Cap and trade in America
The USA has moved to cap emissions and trade them down to 17% below 2005 levels by 2020. It has detractors, but the bill is a landmark in fighting climate change.
The USA has moved to cap emissions and trade them down to 17% below 2005 levels by 2020. It has detractors, but the bill is a landmark in fighting climate change.
The American Clean Energy and Security Act was passed by the House of Representatives on 26 June and now goes to the Senate, after which President Barack Obama could sign it into law. The bill contains a slew of incentives and targets concerning carbon capture and storage, electric cars and the smart grid. The most significant however is the specification of a series of milestone emission caps.
By 2012 greenhouse gas emissions are to be reduced 3% below 2005 levels; followed by 17% below 2005 by 2020; 42% by 2030 and 83% by 2050. Between these milestones, each year will have its own emissions allowance. This kind of pathway to a low-carbon energy system allows firms and lawmakers to invest and plan for the long term.
The principal method of reaching the targets is to trade a group of carbon-dioxide equivalent greenhouse gases under a federal greenhouse gas registry. Under threat of penalty for non-compliance, a group making up 85% of US emissions is to be required to hold credits equivalent to their annual emissions, or use offset credits to make up the difference. To facilitate this, a small fraction of annual emissions credits will be auctioned each quarter by the government, and exchange with international systems will be made possible.
Certain energy-intensive industries will get rebates of carbon emissions allowances, which has angered environmental groups that say too many industry lobbyists have forced their interests into the legislation. The groups are also disappointed that renewables and efficiency are lumped together in a system of targets focused on electricity. Utilities must meet 6% of 2012 demand from a combination of renewables and efficiency, with this increasing to 9.5% in 2014, 13% in 2016 and 16.5% in 2018 and 20% from 2021-2039.
However, all low-carbon options stand to benefit indirectly when competing fossil sources face costs from carbon trading. The American system should be more stable than the European Emissions Trading Scheme, which sets its caps every five years, and this should help utilities and investors predict the real effects of the system on project economics.
The bill also contains positive developments for nuclear in the shorter term.
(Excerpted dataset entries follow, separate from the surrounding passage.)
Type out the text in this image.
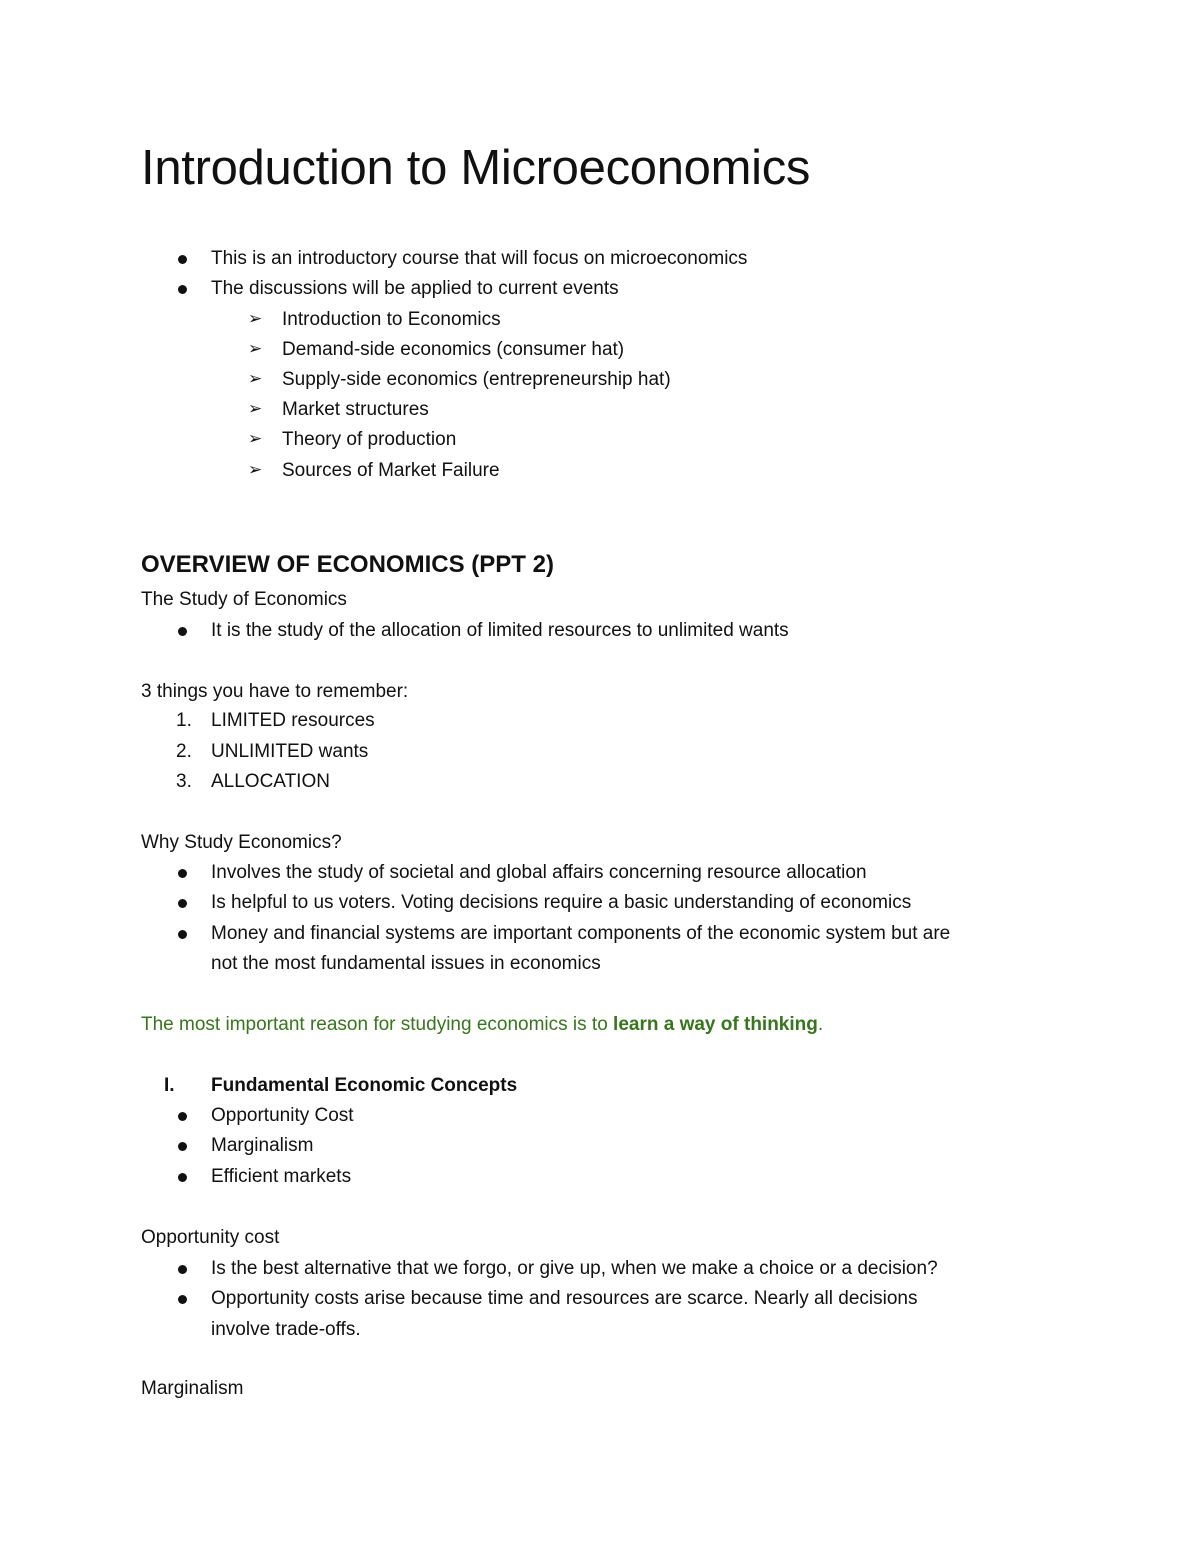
Introduction to Microeconomics
This is an introductory course that will focus on microeconomics
The discussions will be applied to current events
➢ Introduction to Economics
➢ Demand-side economics (consumer hat)
➢ Supply-side economics (entrepreneurship hat)
➢ Market structures
➢ Theory of production
➢ Sources of Market Failure
OVERVIEW OF ECONOMICS (PPT 2)
The Study of Economics
It is the study of the allocation of limited resources to unlimited wants
3 things you have to remember:
1. LIMITED resources
2. UNLIMITED wants
3. ALLOCATION
Why Study Economics?
Involves the study of societal and global affairs concerning resource allocation
Is helpful to us voters. Voting decisions require a basic understanding of economics
Money and financial systems are important components of the economic system but are
not the most fundamental issues in economics
The most important reason for studying economics is to learn a way of thinking.
I. Fundamental Economic Concepts
Opportunity Cost
Marginalism
Efficient markets
Opportunity cost
Is the best alternative that we forgo, or give up, when we make a choice or a decision?
Opportunity costs arise because time and resources are scarce. Nearly all decisions
involve trade-offs.
Marginalism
It establishes a new Clean Energy Deployment Administration (CEDA), which should make the system of loan guarantees - as well as other modes of financial help - quicker and simpler for utilities wanting to build.
The US Nuclear Energy Institute welcomed CEDA. "These provisions can help mobilize private capital and facilitate debt financing on reasonable terms for the first wave of nuclear plant projects to help reduce uncertainties and ultimately lower the cost to consumers." said Alex Flint, in charge of government affairs for the industry group.